Anne Barclay Morgan, “Gaston Lachaise, The Monumental Sculpture,” in American Art Review, Vol. 7, no. 5, October–November 1995, pp. 120-21 (another example illustrated)
Gaston Lachaise, 18821935, exhibition catalogue, Gallimard, Paris, 2007 (English edition), pp. 60-61, 189, plate 36, no. 76 (another example illustrated).

Lot Essay:
The full-scale model for Dans la Nuit [LF108], a statue of two mature, recumbent, larger-than-life lovers, is one of the very last artistic projects undertaken by Gaston Lachaise before his sudden death in New York City on October 18, 1935. The composition recapitulates that of his summarily modeled early statuette, also named Dans la Nuit [LF 2], that represents two intertwined young lovers, the male awake and watching as the female sleeps peacefully at his side. That statuette, intended as an idea for a future sculpture, was one of the very last works created by Lachaise before leaving France (his native country) in 1905 in pursuit of his American lover, Isabel Duteau (or Dutaud) Nagle (1872-1957), and it clearly expresses his love for her. She had recently returned to her home near Boston, having met him during a three-year stay in Paris to oversee her young son’s education. The two were eventually married in 1917. Like the statuette, the statue in some ways represents an ideal creation intended to have universal significance, yet now the woman clearly resembles Isabel, so that the statue even more explicitly represents a testament to Lachaise’s profound love for her.

At the time of Lachaise’s death, the model, composed of an unstable combination of materials, had been left unfinished and vulnerable at his summer home in Georgetown, Maine. Five days later, Lincoln Kirstein, Lachaise’s friend and patron, ordered a waste mold of the model to be made for the artist’s widow, and the mold to be brought to New York City for a plaster cast to be made from the new mold. Less than three months later, the resulting plaster cast was exhibited in the Second Biennial of the Whitney Museum of American Art, New York, as it was “the work which he had intended to send” (“Foreward,” Second Biennial Exhibition, Part One: Sculpture, Drawings, and Prints, exhibition catalogue, 1936, n.p.).
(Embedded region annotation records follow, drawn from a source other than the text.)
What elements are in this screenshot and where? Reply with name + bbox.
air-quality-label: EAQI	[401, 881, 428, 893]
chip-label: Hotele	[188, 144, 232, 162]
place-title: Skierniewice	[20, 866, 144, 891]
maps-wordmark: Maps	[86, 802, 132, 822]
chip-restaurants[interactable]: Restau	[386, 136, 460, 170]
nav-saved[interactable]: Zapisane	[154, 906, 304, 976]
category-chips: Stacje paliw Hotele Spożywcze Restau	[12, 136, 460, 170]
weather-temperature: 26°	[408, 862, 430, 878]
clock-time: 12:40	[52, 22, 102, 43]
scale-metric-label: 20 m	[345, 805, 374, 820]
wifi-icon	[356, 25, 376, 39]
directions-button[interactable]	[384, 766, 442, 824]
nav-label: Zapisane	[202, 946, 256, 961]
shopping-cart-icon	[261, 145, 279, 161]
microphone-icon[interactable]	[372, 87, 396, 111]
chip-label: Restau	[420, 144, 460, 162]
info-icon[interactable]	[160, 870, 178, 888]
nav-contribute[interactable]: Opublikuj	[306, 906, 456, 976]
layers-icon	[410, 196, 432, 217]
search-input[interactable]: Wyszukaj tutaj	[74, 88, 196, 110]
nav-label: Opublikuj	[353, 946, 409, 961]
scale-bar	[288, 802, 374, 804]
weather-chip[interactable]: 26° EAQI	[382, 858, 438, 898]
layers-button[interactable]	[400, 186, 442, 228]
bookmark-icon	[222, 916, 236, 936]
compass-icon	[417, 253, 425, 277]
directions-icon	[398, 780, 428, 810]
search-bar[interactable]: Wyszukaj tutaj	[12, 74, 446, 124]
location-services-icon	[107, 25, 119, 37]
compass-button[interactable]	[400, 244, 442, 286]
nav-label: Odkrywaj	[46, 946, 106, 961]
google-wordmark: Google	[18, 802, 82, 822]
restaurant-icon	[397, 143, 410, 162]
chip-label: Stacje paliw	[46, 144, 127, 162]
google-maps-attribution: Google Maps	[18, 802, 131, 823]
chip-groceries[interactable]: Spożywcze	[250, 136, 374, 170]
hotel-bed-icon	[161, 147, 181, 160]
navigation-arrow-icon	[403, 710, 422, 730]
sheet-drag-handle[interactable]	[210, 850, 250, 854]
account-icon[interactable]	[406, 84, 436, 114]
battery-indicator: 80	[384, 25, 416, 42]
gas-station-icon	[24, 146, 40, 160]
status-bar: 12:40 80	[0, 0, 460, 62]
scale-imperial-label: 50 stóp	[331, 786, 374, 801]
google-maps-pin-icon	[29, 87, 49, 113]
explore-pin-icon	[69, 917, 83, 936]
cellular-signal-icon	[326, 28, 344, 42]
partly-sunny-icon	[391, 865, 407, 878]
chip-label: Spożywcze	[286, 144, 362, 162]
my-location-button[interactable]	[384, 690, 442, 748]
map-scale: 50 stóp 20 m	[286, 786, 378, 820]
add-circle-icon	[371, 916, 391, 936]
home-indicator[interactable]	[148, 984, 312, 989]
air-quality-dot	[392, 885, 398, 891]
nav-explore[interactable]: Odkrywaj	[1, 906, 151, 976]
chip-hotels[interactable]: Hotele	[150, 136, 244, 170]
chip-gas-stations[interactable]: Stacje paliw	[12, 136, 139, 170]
The first bronze cast of the statue was made in 1938 for Nelson Rockefeller, and was eventually installed by him on the grounds of Kykuit, his estate at Pocantico Hills, New York, where it can be seen today.

The Lachaise Foundation, established in 1963, later issued an edition of seven numbered Estate bronze casts to be made from the plaster model. Four bronze casts, including the present example, were made between 1985 and 2003 by the Modern Art Foundry, New York.

The Lachaise Foundation has given the number LF 108 to the work.